Reproducibility problems in life-science experiments often trace back to poor-quality materials, such as misidentified genetic sequences, contaminated cell lines, and inconsistent antibodies. Today (September 5), the International Working Group for Antibody Validation presented its proposal in Nature Methods for how reagent suppliers can ensure the reliability of antibodies.
These approaches to validation include genetic (such as RNAi) or orthogonal (such as proteomics) assays, using independent antibodies with the same target, tagging proteins, and immunocapture followed by mass spectrometry.
The Scientist spoke with Mathias Uhlén, a microbiologist at the Royal Institute of Technology in Sweden and the lead author of the Working Group’s proposal. The Working Group was funded by Thermo Fisher Scientific.
The Scientist: Can you describe the extent of the problem with antibodies?
Uhlén: As you have maybe seen in a lot of different editorials in different journals there is a lot of questioning of...
TS: What is the goal of the International Working Group for Antibody Validation?
Uhlén: When there was a lot of questioning, by especially the journals about the problem that there are no firm guidelines about how to validate antibodies, we got together an ad hoc group that was basically opinion leaders in the field.
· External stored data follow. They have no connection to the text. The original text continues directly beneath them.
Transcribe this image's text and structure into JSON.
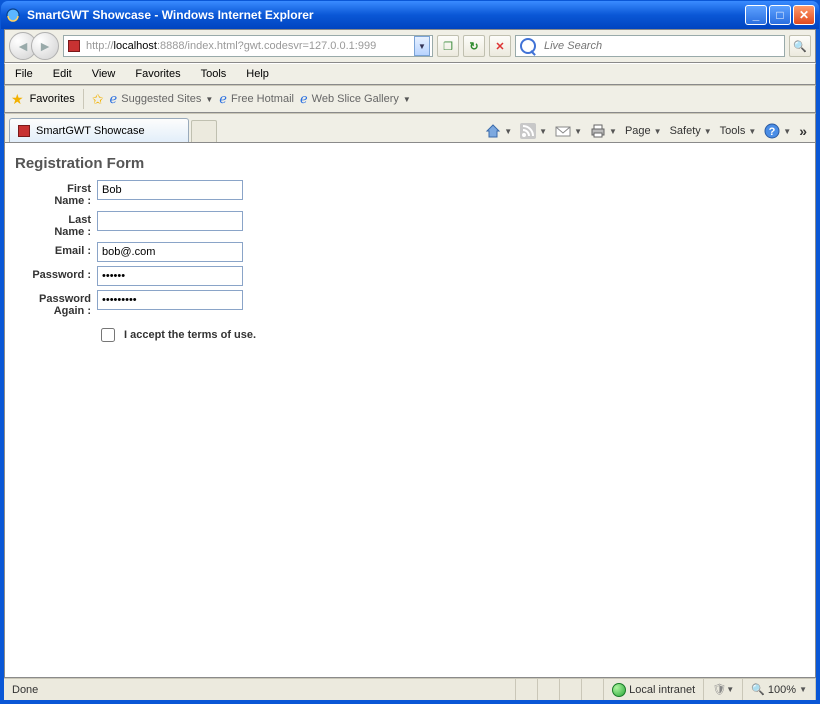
{
  "window": {
    "title": "SmartGWT Showcase - Windows Internet Explorer"
  },
  "nav": {
    "url_prefix": "http://",
    "url_host": "localhost",
    "url_rest": ":8888/index.html?gwt.codesvr=127.0.0.1:999",
    "search_placeholder": "Live Search"
  },
  "menu": {
    "items": [
      "File",
      "Edit",
      "View",
      "Favorites",
      "Tools",
      "Help"
    ]
  },
  "favbar": {
    "label": "Favorites",
    "suggested": "Suggested Sites",
    "hotmail": "Free Hotmail",
    "webslice": "Web Slice Gallery"
  },
  "tabs": {
    "active": "SmartGWT Showcase"
  },
  "commandbar": {
    "page": "Page",
    "safety": "Safety",
    "tools": "Tools"
  },
  "page": {
    "form_title": "Registration Form",
    "fields": {
      "firstname_label": "First Name :",
      "firstname_value": "Bob",
      "lastname_label": "Last Name :",
      "lastname_value": "",
      "email_label": "Email :",
      "email_value": "bob@.com",
      "password_label": "Password :",
      "password_value": "••••••",
      "password2_label": "Password Again :",
      "password2_value": "•••••••••",
      "terms_label": "I accept the terms of use."
    }
  },
  "status": {
    "done": "Done",
    "zone": "Local intranet",
    "zoom": "100%"
  }
}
We met in Vancouver, Canada, a year ago and discussed if we could maybe have a consensus surrounding some new guidelines for antibody validation that might be then accepted by the community, where we are using the modern techniques that have appeared in the last five or 10 years.
TS: The working group lays out five approaches, how would you like to see these incorporated in the day-to-day workflow of scientists?
Uhlén: We are focusing right now on the antibody providers. What we are proposing is that the antibody providers should at least take their antibodies though one of the five strategies for antibody validation in order to claim it is a validated antibody. We need to wait to hear what the community is saying.
Then, of course, it’s a question of what should the user, the scientist on the bench, do. This is something we haven’t proposed in depth, and we hope to do that at this meeting at the end of September in Asilomar [the Global Biological Standards Institute’s Antibody Validation meeting in Monterey, California].
We have two different variants of this. One is that each user has to do this validation in their context, or that you require that you’re using an antibody that has gone through this validation, which I think is easier to accept. Because these are not easy ways to validate an antibody. It’s time consuming and takes resources to do this. But we still think that it is worthwhile because they are so important reagents for the scientific world.
TS: How do you make these proposals have teeth?
Uhlén: What we are trying to do is to get firm statistical methods into the validation and then what we’re asking is you have to show the primary data and also to calculate the numbers that will then say that you’re sticking to the guidelines. Before, it has been a very subjective validation. What we’re trying to introduce is a more quantitative validation.
I have to say . . . you can choose which samples you’re using and only show which ones are working, which will be rather hard for us to police, I think. The community has to be part of this and help the providers and the users to, in the Wikipedia-type of way, show if an antibody is working in their hands as the providers are showing.
You should give the way you validated according to these guidelines, and make sure you report that you adhere to the criteria that is being put forward. I should also add that in the proposal we are not saying exact criteria. We are talking about the principles. But we are not saying exactly the criteria because this is something that needs to be established by the community.